Le dirás que vas a marcharte. Lo harás por teléfono. Y habrá uno de esos silencios que hacen más real la conversación. Como en ese documental en el que un águila está a punto de atrapar a una cabra. Y en tu cabeza sólo podrás ver las garras más y más grandes hasta que él te responda que “cuándo”.
Y tal vez sólo habrán pasado quince días o habrá transcurrido más de un mes. Y estarás en tu nueva casa, con su nueva sala de estar, repleta de plantas que nunca antes habías cuidado y que parecerán mirarte con desconfianza, quizás sabiendo de antemano que no vas a poder arreglártelas sola.
En ese indeterminado espacio de tiempo te despedirás de tus amistades. Tal vez organicen una fiesta sorpresa. En ella al principio te mostrarás huraña y despegada: una suela que no encaja y que no hay pegamento que consiga arreglar. Porque ese siempre ha sido tu papel en las escenas. Como cuando todos tomaban las uvas en Nochevieja y tú te encerrabas en la habitación. Tras un calculado espacio de tiempo, 12, 11, 10, 9… siempre salías, con un anillo de oro en la mano, que echabas en el fondo de la copa, para que la familia brindara unida y el orden quedara restablecido de nuevo. Podrías preguntarte qué ha sido del anillo. Pero estarás demasiado ocupada contando la gente que ha acudido a la fiesta.
Él llegará a despedirse a mitad de la noche. Os marchareis juntos antes de que los primeros rayos de sol conviertan los restos de amor de las aceras en vulgares charcos de vómitos. Cogidos de la mano los sorteareis igual que tiempo atrás otros lo hicieron con los vuestros. Conservarás ese recuerdo mientras riegas las plantas de tu nuevo hogar durante uno o dos meses.

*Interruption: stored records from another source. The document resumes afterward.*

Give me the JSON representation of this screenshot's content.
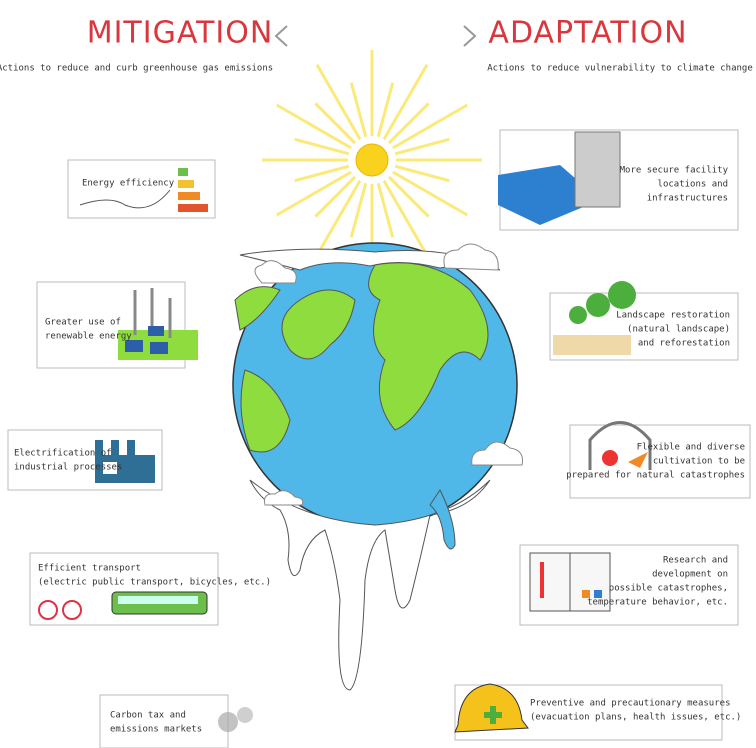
{
  "mitigation": {
    "title": "MITIGATION",
    "subtitle": "Actions to reduce and curb greenhouse gas emissions",
    "items": [
      {
        "lines": [
          "Energy efficiency"
        ]
      },
      {
        "lines": [
          "Greater use of",
          "renewable energy"
        ]
      },
      {
        "lines": [
          "Electrification of",
          "industrial processes"
        ]
      },
      {
        "lines": [
          "Efficient transport",
          "(electric public transport, bicycles, etc.)"
        ]
      },
      {
        "lines": [
          "Carbon tax and",
          "emissions markets"
        ]
      }
    ]
  },
  "adaptation": {
    "title": "ADAPTATION",
    "subtitle": "Actions to reduce vulnerability to climate change",
    "items": [
      {
        "lines": [
          "More secure facility",
          "locations and",
          "infrastructures"
        ]
      },
      {
        "lines": [
          "Landscape restoration",
          "(natural landscape)",
          "and reforestation"
        ]
      },
      {
        "lines": [
          "Flexible and diverse",
          "cultivation to be",
          "prepared for natural catastrophes"
        ]
      },
      {
        "lines": [
          "Research and",
          "development on",
          "possible catastrophes,",
          "temperature behavior, etc."
        ]
      },
      {
        "lines": [
          "Preventive and precautionary measures",
          "(evacuation plans, health issues, etc.)"
        ]
      }
    ]
  }
}
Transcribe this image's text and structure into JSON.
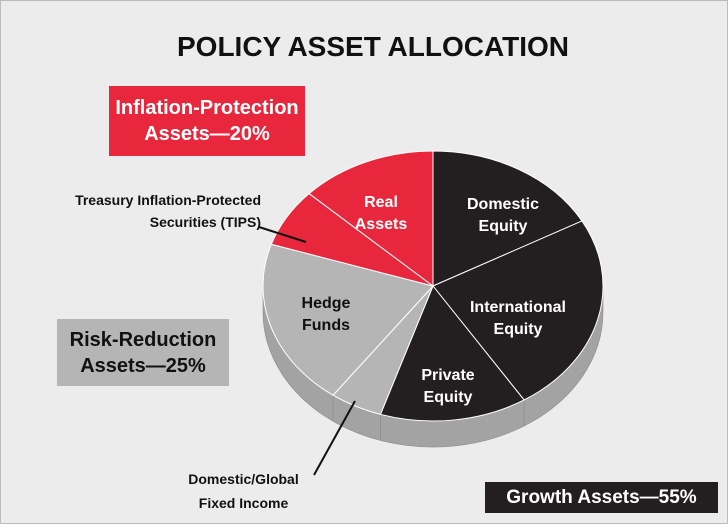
{
  "chart_data": {
    "type": "pie3d",
    "title": "POLICY ASSET ALLOCATION",
    "categories": [
      "Domestic Equity",
      "International Equity",
      "Private Equity",
      "Domestic/Global Fixed Income",
      "Hedge Funds",
      "Treasury Inflation-Protected Securities (TIPS)",
      "Real Assets"
    ],
    "values": [
      17,
      24,
      14,
      5,
      20,
      7,
      13
    ],
    "colors": [
      "#231f20",
      "#231f20",
      "#231f20",
      "#b5b5b5",
      "#b5b5b5",
      "#e8273c",
      "#e8273c"
    ],
    "side_color": "#a3a3a3",
    "groups": [
      {
        "label": "Inflation-Protection Assets—20%",
        "color": "#e8273c"
      },
      {
        "label": "Risk-Reduction Assets—25%",
        "color": "#b5b5b5"
      },
      {
        "label": "Growth Assets—55%",
        "color": "#231f20"
      }
    ]
  }
}
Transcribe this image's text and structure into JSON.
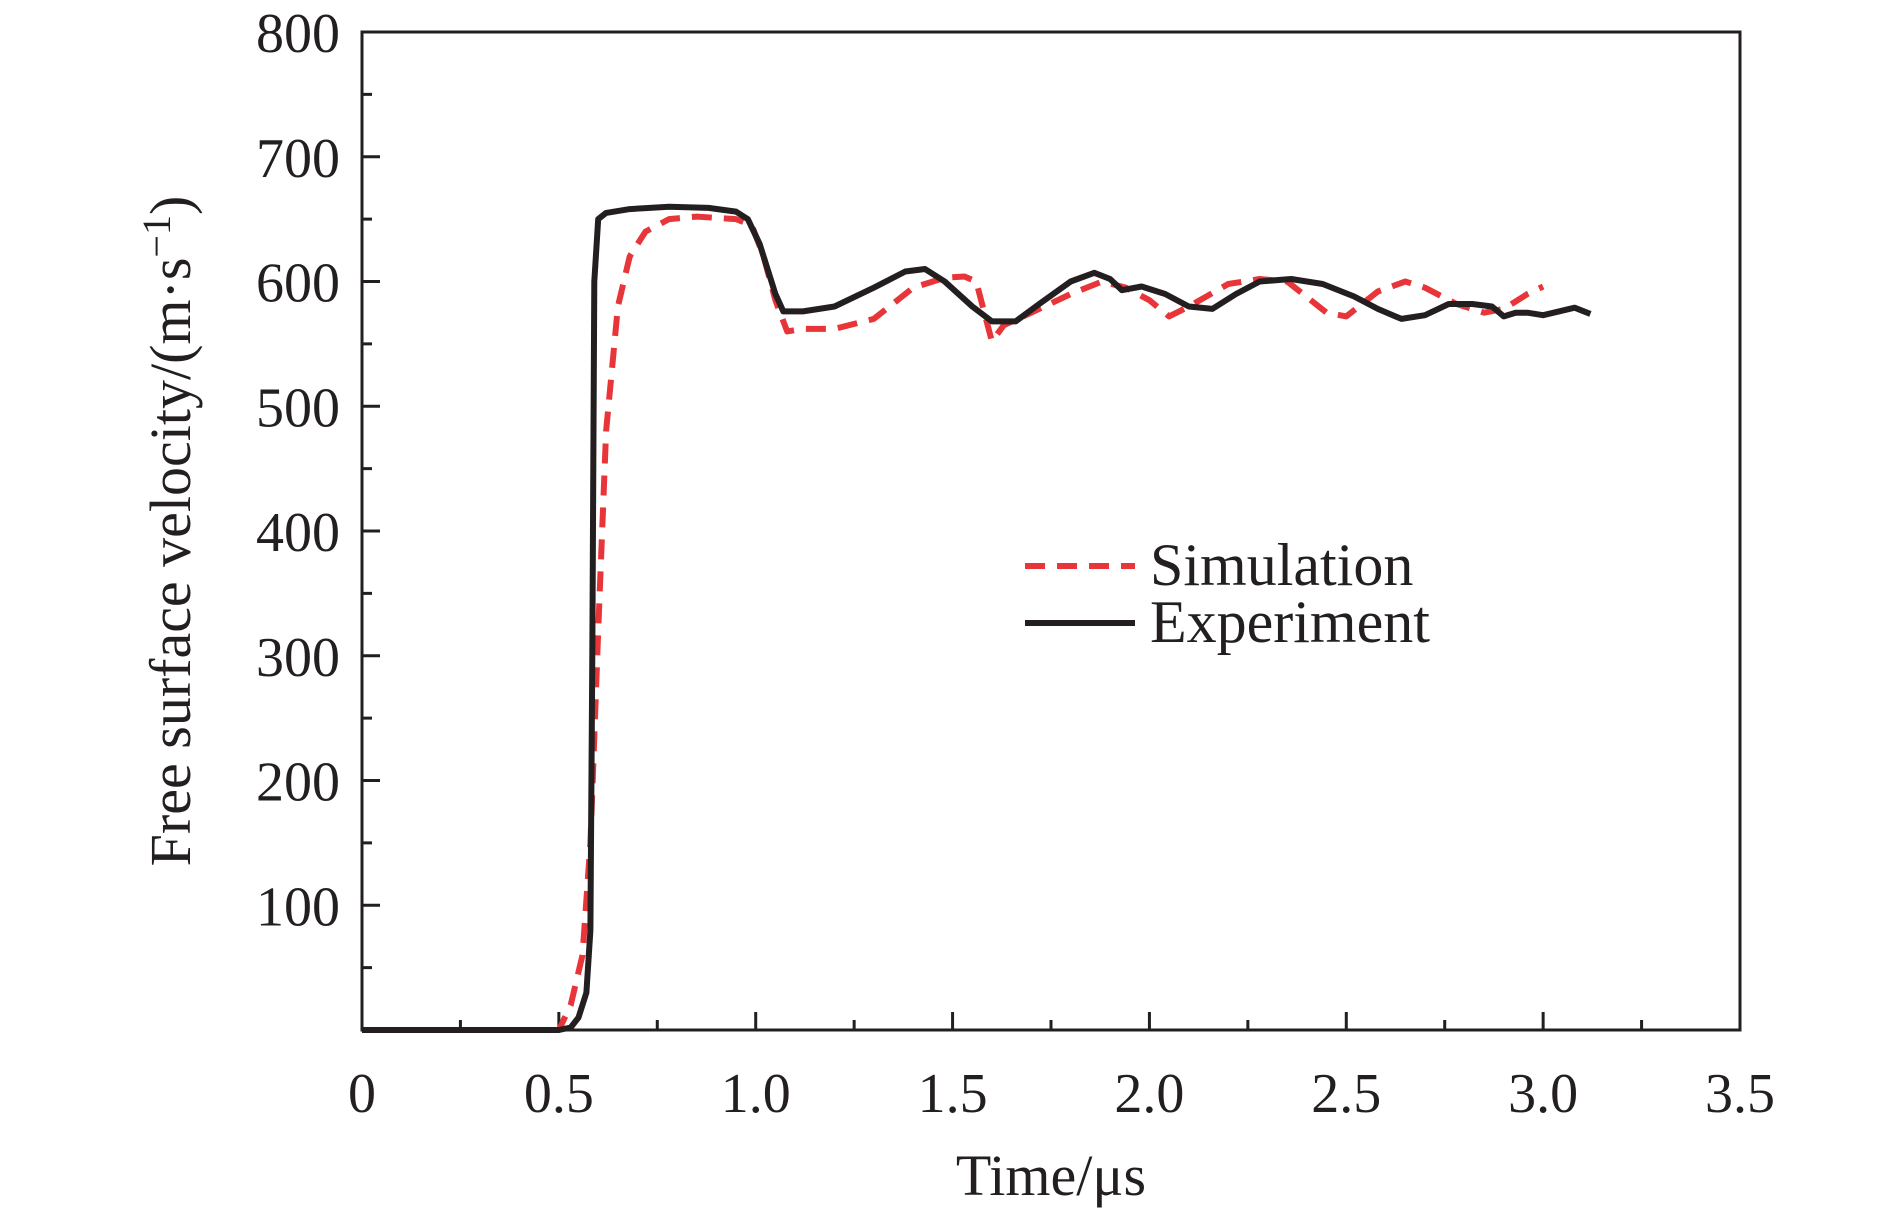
{
  "chart_data": {
    "type": "line",
    "title": "",
    "xlabel": "Time/μs",
    "ylabel": "Free surface velocity/(m·s",
    "ylabel_superscript": "−1",
    "ylabel_suffix": ")",
    "xlim": [
      0,
      3.5
    ],
    "ylim": [
      0,
      800
    ],
    "x_ticks": [
      "0",
      "0.5",
      "1.0",
      "1.5",
      "2.0",
      "2.5",
      "3.0",
      "3.5"
    ],
    "y_ticks": [
      "100",
      "200",
      "300",
      "400",
      "500",
      "600",
      "700",
      "800"
    ],
    "grid": false,
    "legend_position": "center-right",
    "series": [
      {
        "name": "Simulation",
        "color": "#e8353a",
        "style": "dashed",
        "points": [
          [
            0.0,
            0
          ],
          [
            0.5,
            0
          ],
          [
            0.53,
            20
          ],
          [
            0.56,
            60
          ],
          [
            0.58,
            150
          ],
          [
            0.6,
            320
          ],
          [
            0.62,
            480
          ],
          [
            0.65,
            580
          ],
          [
            0.68,
            620
          ],
          [
            0.72,
            640
          ],
          [
            0.78,
            650
          ],
          [
            0.85,
            652
          ],
          [
            0.95,
            650
          ],
          [
            0.99,
            645
          ],
          [
            1.02,
            620
          ],
          [
            1.05,
            585
          ],
          [
            1.08,
            560
          ],
          [
            1.12,
            562
          ],
          [
            1.2,
            562
          ],
          [
            1.3,
            570
          ],
          [
            1.4,
            595
          ],
          [
            1.48,
            603
          ],
          [
            1.53,
            604
          ],
          [
            1.56,
            600
          ],
          [
            1.6,
            552
          ],
          [
            1.63,
            565
          ],
          [
            1.7,
            575
          ],
          [
            1.8,
            590
          ],
          [
            1.88,
            600
          ],
          [
            1.94,
            595
          ],
          [
            2.0,
            585
          ],
          [
            2.05,
            572
          ],
          [
            2.1,
            580
          ],
          [
            2.2,
            598
          ],
          [
            2.28,
            602
          ],
          [
            2.35,
            600
          ],
          [
            2.45,
            575
          ],
          [
            2.5,
            572
          ],
          [
            2.58,
            592
          ],
          [
            2.65,
            600
          ],
          [
            2.7,
            595
          ],
          [
            2.78,
            582
          ],
          [
            2.85,
            575
          ],
          [
            2.9,
            578
          ],
          [
            2.96,
            590
          ],
          [
            3.0,
            596
          ]
        ]
      },
      {
        "name": "Experiment",
        "color": "#231f20",
        "style": "solid",
        "points": [
          [
            0.0,
            0
          ],
          [
            0.45,
            0
          ],
          [
            0.5,
            0
          ],
          [
            0.53,
            2
          ],
          [
            0.55,
            10
          ],
          [
            0.57,
            30
          ],
          [
            0.58,
            80
          ],
          [
            0.585,
            300
          ],
          [
            0.59,
            600
          ],
          [
            0.6,
            650
          ],
          [
            0.62,
            655
          ],
          [
            0.68,
            658
          ],
          [
            0.78,
            660
          ],
          [
            0.88,
            659
          ],
          [
            0.95,
            656
          ],
          [
            0.98,
            650
          ],
          [
            1.01,
            630
          ],
          [
            1.05,
            590
          ],
          [
            1.07,
            576
          ],
          [
            1.12,
            576
          ],
          [
            1.2,
            580
          ],
          [
            1.3,
            595
          ],
          [
            1.38,
            608
          ],
          [
            1.43,
            610
          ],
          [
            1.48,
            600
          ],
          [
            1.55,
            580
          ],
          [
            1.6,
            568
          ],
          [
            1.66,
            568
          ],
          [
            1.72,
            582
          ],
          [
            1.8,
            600
          ],
          [
            1.86,
            607
          ],
          [
            1.9,
            602
          ],
          [
            1.93,
            593
          ],
          [
            1.98,
            596
          ],
          [
            2.04,
            590
          ],
          [
            2.1,
            580
          ],
          [
            2.16,
            578
          ],
          [
            2.22,
            590
          ],
          [
            2.28,
            600
          ],
          [
            2.36,
            602
          ],
          [
            2.44,
            598
          ],
          [
            2.52,
            588
          ],
          [
            2.58,
            578
          ],
          [
            2.64,
            570
          ],
          [
            2.7,
            573
          ],
          [
            2.76,
            582
          ],
          [
            2.82,
            582
          ],
          [
            2.87,
            580
          ],
          [
            2.9,
            572
          ],
          [
            2.93,
            575
          ],
          [
            2.96,
            575
          ],
          [
            3.0,
            573
          ],
          [
            3.04,
            576
          ],
          [
            3.08,
            579
          ],
          [
            3.12,
            574
          ]
        ]
      }
    ]
  }
}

Después, encontrarás trabajo de dependienta o de taquillera en un cine. Despegarás chicles de la moqueta como quien arranca a un hijo de sus entrañas con las propias manos. Tus ojos tendrán la furia de dos escupitajos lanzados contra el aire. Te amonestarán por llegar tarde. Por la noche, ordenarás el puzle de tu vida. Es un pollo que ha perdido la cabeza. Cantarás una melodía para acompañarlo.
Visitarás lugares manidos, vestirás de gala a tu frustración con una falda demasiado corta para un andamiaje tan poco preparado. Santificarás el pasado con otra muesca más en tu lista de errores. Le llamarás por teléfono. Inventaréis la comunicación del futuro. Una odisea en el espacio exterior.
Tu jefe volverá a amonestarte por llegar tarde al trabajo. Encontrarás cierto consuelo en el amarillo avinagrado de sus dientes.
Pasará el tiempo. Y el dolor se impondrá como única realidad. Blancos de hospital junto a un familiar. Lamentaciones pasadas que no valdrán ni el barro de tus zapatos. Un gotero en una camilla como único reloj en el que confiar. Te despedirás del trabajo. Serás la mano que mece a la muerte como si ese gesto pudiera alcanzar alguna dicha. Mas todo será en vano. Los rostros que miras se agrietarán al contacto de tu mano. Y ahora sí descubrirás la soledad. Una hoja seca que ha perdido el tronco al que aferrarse.